However
A conversation in the car today:
Son: Do Liopleurodons have gills?
Me: No, honey. Liopleurodons aren't fish.
Son: I know that. They do, however, have gills.
Me (trying hard not to laugh): Well, no, you know they're reptiles. They have to breathe.
Son: Yes. But they have gills. Well, only the males have gills. The females don't have gills. Males are always more fancy. They have gills on their hips.

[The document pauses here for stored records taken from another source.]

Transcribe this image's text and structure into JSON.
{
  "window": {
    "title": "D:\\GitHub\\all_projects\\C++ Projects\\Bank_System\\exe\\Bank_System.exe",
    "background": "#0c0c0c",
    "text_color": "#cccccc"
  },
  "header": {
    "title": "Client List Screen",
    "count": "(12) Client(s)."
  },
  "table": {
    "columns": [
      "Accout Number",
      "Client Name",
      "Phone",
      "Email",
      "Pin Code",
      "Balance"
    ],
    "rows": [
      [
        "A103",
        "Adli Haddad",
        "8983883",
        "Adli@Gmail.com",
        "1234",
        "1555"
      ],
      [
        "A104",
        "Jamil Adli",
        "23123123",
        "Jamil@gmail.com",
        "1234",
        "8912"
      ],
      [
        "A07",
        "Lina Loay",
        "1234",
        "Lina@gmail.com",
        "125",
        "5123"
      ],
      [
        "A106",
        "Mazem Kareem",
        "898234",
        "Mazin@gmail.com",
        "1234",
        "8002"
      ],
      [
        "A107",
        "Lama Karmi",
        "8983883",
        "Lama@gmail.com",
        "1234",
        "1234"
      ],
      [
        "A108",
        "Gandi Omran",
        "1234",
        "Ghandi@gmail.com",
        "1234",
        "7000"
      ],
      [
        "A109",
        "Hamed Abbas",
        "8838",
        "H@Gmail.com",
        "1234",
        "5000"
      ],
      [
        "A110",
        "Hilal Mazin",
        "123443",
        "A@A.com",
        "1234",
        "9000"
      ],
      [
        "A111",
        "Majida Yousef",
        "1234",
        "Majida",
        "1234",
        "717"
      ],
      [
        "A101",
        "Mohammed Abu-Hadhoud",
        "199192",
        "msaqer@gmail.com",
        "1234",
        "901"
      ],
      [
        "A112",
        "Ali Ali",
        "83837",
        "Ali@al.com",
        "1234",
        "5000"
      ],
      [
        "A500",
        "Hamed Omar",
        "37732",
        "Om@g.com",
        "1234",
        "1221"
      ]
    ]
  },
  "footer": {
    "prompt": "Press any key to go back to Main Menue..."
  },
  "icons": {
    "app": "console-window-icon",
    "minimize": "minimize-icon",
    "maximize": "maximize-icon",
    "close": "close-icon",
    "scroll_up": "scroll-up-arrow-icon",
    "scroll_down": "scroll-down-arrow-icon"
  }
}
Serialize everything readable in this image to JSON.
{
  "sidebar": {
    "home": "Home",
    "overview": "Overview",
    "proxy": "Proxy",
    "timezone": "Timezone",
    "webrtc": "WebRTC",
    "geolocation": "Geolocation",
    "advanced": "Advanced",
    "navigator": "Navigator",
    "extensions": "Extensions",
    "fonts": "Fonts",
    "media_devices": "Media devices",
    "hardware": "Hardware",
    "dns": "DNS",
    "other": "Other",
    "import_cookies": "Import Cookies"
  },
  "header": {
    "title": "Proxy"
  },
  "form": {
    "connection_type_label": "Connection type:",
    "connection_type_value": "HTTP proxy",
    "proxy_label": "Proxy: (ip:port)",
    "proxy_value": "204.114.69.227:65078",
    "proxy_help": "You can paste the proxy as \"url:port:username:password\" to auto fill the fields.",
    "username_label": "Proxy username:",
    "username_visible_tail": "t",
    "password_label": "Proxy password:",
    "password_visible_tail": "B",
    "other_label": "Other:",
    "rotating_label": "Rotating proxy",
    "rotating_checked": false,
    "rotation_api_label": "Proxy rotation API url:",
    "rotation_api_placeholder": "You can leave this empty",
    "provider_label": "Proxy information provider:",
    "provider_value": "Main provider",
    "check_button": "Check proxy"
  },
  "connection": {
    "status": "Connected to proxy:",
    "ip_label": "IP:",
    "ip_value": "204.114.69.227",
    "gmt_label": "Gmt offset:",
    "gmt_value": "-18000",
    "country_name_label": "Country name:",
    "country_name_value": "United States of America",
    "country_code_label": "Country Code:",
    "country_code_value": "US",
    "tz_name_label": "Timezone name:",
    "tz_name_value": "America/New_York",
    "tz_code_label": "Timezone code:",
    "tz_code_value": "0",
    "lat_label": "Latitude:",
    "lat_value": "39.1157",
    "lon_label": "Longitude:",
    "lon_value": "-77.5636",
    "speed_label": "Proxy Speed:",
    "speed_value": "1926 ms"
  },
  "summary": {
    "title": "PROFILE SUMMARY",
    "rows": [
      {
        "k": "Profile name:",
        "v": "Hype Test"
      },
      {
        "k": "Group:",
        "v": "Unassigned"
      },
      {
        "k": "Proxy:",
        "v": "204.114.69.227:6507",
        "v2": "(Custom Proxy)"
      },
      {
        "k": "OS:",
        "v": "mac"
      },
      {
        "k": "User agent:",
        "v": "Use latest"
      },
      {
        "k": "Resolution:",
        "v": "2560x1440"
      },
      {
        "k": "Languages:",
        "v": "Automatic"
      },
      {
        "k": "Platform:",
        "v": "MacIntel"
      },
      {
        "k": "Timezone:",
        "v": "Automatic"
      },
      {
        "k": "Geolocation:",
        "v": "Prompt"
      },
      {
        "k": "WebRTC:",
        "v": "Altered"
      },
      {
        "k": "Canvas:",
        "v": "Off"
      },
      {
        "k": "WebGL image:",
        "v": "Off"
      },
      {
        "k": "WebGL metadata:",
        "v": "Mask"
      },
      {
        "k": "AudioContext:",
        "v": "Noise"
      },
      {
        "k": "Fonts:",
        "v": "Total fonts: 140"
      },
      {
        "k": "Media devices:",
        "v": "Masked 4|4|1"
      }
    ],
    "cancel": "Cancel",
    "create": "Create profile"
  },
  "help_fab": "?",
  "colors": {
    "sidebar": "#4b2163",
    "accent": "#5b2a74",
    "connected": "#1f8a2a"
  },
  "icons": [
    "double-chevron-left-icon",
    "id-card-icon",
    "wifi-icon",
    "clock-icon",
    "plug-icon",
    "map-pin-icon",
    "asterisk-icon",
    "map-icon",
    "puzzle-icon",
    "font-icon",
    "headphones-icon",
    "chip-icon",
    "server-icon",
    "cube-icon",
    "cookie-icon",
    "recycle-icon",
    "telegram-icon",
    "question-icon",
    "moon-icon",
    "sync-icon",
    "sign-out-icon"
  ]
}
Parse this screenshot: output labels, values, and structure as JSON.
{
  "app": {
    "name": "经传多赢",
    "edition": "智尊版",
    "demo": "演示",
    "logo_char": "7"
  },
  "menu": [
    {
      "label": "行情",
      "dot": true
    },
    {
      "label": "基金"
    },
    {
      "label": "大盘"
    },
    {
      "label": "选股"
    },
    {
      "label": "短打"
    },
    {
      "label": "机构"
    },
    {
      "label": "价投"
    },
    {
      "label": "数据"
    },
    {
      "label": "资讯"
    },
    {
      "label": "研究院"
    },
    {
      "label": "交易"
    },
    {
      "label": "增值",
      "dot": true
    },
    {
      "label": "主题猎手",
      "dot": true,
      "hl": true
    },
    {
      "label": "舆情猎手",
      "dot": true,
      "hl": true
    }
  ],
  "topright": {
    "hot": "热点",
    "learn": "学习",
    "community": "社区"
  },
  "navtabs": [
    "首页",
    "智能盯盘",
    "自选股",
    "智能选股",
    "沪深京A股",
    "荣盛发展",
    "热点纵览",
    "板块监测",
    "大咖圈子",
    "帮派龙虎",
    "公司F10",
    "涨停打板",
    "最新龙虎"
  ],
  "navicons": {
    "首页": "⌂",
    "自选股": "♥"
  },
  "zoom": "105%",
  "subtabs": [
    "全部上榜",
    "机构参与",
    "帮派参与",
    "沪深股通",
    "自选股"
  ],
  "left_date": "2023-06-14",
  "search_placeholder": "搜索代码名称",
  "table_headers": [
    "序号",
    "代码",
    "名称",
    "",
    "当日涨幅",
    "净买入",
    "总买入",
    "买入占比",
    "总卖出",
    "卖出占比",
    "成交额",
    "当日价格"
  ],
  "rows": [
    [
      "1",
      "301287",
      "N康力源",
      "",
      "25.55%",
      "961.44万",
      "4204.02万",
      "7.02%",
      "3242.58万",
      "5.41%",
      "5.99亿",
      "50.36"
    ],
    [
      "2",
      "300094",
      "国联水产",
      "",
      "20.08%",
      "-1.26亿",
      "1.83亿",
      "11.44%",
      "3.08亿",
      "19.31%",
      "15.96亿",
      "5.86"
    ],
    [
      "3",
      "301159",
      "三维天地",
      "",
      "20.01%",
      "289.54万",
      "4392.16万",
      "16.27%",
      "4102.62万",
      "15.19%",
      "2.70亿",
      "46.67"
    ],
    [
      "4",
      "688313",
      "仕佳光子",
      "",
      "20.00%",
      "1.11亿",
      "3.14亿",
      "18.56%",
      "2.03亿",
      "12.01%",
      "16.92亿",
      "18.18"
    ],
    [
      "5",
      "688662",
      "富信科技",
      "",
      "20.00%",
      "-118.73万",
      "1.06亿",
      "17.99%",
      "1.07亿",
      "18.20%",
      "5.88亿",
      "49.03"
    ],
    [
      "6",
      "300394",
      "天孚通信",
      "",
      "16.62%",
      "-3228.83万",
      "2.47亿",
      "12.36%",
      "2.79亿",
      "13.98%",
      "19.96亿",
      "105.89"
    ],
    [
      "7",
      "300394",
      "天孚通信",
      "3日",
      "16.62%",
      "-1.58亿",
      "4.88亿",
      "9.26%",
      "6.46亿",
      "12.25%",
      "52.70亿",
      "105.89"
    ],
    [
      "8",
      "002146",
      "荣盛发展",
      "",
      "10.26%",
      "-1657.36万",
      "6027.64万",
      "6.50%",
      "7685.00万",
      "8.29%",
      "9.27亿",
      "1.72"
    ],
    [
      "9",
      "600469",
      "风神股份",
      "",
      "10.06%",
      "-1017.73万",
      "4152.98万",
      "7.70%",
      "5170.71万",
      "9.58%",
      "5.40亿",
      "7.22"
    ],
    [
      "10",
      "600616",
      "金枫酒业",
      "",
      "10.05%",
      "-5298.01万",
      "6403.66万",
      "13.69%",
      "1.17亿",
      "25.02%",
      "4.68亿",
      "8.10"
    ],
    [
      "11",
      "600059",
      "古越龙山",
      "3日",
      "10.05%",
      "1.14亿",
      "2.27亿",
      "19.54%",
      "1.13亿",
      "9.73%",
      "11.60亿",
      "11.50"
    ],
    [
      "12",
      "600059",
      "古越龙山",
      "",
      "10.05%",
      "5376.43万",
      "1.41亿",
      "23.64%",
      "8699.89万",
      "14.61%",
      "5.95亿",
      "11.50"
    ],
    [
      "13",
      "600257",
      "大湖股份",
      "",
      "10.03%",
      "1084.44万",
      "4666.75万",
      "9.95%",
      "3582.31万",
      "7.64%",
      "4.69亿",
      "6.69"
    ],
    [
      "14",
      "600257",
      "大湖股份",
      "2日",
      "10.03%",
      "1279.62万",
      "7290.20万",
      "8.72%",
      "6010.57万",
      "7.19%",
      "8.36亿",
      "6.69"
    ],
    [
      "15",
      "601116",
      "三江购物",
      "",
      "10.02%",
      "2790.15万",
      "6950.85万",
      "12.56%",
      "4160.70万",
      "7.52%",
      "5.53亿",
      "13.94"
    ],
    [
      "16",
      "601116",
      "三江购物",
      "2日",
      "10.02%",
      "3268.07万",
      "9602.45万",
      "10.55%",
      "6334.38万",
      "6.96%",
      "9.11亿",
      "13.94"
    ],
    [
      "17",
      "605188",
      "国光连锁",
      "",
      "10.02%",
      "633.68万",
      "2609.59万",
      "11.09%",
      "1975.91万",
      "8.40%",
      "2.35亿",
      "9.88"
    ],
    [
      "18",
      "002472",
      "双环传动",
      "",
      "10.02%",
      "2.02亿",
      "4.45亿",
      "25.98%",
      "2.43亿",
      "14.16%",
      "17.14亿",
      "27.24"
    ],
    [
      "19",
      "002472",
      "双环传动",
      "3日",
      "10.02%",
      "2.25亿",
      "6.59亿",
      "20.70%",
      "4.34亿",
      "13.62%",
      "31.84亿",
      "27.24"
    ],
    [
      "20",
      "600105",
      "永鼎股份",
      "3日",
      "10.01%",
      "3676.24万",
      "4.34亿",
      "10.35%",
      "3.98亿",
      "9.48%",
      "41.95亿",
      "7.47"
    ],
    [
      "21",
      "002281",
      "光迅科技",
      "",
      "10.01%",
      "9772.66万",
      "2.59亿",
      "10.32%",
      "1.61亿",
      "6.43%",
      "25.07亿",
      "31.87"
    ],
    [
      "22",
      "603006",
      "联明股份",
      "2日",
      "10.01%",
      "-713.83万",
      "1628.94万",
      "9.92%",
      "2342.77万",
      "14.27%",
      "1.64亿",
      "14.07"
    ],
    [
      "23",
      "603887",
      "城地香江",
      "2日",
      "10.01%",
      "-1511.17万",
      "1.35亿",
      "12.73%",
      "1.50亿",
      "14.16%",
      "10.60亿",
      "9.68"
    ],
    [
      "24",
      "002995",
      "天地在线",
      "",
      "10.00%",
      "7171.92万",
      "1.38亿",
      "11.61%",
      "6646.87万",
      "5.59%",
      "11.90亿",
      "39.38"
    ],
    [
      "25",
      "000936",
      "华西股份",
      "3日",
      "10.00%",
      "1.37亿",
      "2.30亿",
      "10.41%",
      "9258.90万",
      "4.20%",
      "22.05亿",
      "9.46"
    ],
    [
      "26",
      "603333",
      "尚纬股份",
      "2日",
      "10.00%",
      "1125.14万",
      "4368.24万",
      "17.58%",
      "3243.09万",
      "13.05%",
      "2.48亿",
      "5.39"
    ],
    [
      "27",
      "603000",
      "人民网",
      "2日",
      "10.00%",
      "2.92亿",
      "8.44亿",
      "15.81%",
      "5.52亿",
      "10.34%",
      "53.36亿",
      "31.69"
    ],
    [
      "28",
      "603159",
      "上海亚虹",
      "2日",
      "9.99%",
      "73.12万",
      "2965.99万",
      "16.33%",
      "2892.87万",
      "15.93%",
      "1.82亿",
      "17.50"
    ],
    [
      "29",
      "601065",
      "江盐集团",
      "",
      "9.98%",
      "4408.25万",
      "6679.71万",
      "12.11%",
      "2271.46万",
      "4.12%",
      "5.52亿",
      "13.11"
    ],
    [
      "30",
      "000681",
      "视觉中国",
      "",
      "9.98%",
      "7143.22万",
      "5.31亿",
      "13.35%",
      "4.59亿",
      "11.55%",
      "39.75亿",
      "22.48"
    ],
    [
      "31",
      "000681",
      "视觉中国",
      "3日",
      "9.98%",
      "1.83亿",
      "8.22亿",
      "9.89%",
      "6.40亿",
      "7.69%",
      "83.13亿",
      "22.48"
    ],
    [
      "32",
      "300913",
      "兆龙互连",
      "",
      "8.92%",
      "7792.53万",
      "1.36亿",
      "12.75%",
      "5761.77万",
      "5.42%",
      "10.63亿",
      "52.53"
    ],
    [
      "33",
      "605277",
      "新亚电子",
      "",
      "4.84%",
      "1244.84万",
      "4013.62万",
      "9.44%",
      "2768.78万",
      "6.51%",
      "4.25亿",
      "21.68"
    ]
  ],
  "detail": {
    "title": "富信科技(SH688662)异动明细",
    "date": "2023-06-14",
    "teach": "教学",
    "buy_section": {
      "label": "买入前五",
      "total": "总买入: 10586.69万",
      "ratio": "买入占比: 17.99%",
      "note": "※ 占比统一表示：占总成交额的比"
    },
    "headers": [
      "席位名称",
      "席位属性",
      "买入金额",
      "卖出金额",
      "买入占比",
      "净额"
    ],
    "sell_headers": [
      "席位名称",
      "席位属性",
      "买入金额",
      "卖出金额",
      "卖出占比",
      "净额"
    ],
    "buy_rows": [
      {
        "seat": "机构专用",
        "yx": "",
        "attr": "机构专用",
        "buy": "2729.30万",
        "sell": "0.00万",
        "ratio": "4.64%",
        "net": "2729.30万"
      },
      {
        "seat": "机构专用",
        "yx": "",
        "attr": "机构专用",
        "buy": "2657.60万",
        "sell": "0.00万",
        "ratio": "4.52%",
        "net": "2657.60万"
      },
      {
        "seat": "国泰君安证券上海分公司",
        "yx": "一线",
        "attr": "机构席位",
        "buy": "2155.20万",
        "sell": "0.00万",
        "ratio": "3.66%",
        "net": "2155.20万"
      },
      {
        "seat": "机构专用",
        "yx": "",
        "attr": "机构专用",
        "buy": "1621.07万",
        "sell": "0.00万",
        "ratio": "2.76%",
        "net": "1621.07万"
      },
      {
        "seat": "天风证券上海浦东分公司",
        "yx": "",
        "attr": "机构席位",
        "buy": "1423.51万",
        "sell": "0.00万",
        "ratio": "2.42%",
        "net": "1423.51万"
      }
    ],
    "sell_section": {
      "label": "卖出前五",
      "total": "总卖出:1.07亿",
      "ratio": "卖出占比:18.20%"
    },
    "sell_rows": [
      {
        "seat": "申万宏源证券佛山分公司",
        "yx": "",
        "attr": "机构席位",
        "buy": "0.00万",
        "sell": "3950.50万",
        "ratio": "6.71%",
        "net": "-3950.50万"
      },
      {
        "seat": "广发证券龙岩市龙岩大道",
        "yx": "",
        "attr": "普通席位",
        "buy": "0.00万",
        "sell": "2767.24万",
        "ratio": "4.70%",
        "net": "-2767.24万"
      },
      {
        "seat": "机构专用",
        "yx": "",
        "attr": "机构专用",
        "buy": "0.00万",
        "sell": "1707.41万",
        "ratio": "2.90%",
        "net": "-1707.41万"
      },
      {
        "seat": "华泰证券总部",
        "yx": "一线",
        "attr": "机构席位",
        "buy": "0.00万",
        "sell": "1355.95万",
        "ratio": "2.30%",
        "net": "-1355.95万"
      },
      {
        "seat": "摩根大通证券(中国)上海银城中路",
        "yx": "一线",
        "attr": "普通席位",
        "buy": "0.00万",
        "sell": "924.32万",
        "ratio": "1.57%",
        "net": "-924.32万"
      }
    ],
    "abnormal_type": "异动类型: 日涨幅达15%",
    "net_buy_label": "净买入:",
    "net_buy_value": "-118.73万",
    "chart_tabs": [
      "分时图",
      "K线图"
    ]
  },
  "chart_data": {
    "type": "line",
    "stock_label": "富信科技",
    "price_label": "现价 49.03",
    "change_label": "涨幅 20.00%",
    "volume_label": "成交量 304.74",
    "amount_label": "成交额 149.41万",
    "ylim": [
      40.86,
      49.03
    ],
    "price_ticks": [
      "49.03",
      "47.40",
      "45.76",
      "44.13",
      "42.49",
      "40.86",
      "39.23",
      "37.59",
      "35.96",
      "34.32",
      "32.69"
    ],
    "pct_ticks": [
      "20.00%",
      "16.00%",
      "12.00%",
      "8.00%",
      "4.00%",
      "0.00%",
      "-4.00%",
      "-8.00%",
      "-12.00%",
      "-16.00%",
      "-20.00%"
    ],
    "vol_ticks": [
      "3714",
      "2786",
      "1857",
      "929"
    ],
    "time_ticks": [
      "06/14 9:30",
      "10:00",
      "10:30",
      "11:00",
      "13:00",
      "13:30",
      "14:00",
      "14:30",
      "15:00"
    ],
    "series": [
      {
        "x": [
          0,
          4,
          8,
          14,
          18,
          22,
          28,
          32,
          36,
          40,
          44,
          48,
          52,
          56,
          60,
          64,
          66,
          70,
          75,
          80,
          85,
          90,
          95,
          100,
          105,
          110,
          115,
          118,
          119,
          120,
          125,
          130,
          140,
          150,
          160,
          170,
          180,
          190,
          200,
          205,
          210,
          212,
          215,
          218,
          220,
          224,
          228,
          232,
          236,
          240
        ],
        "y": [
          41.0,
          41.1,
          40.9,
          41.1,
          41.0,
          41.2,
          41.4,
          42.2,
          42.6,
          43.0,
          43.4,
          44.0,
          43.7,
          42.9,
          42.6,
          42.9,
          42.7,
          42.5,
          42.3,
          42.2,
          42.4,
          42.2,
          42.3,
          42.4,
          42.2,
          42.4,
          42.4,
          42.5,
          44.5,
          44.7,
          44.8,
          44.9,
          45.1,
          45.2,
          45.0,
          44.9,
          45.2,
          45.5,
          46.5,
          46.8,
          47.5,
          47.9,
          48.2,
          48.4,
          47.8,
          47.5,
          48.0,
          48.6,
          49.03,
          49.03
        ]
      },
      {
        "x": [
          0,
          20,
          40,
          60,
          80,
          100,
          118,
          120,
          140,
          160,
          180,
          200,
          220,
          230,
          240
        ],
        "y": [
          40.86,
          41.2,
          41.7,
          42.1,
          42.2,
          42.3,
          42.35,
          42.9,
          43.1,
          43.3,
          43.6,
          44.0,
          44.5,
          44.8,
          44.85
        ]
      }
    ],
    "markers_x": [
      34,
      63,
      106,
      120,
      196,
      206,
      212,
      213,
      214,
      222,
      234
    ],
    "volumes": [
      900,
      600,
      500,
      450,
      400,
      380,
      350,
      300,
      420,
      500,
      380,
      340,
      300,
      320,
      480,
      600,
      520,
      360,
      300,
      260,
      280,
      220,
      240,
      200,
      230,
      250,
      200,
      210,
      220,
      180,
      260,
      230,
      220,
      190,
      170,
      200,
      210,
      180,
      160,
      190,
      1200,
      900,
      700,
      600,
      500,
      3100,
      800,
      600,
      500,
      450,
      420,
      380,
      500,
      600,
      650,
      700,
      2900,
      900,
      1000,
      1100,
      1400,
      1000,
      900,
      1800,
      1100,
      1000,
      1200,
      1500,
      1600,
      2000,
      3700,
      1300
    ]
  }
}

...Sorry, I just had to write this down somewhere. I love when he uses "however." What the heck kind of 4-year-old talks this way? Why are gills considered "fancy"? Why on their hips? By the end of this, I was really struggling not to laugh. He doesn't appreciate being laughed at when he's being scientific, though. It didn't help that shortly after this conversation, he wanted to sing that Sammy Davis, Jr., song "Candyman," and he suggested we sing it together by saying to me, "You be the men part, and I'll be the ladies part." He then sang the part of the backup singers in an *extremely* high-pitched voice, at times coming dangerously close to what one might call a shriek. God, I love the way he talks. I've been videotaping him a lot lately, trying to just capture his normal speaking, because it's incredibly awesome. Four years old is such a great age. I keep telling my husband that I wish we could keep a copy of him at this age that would never grow up; the real him could go on growing, but we'd just have this one copy around who could go on wild tangents about gills forever. *sigh*
On a related note, I've always wondered why males of the human species aren't the fancier sex. Unless by "fancy" we simply mean, "not soaked in leaking breast milk." In which case, I guess they are pretty fancy.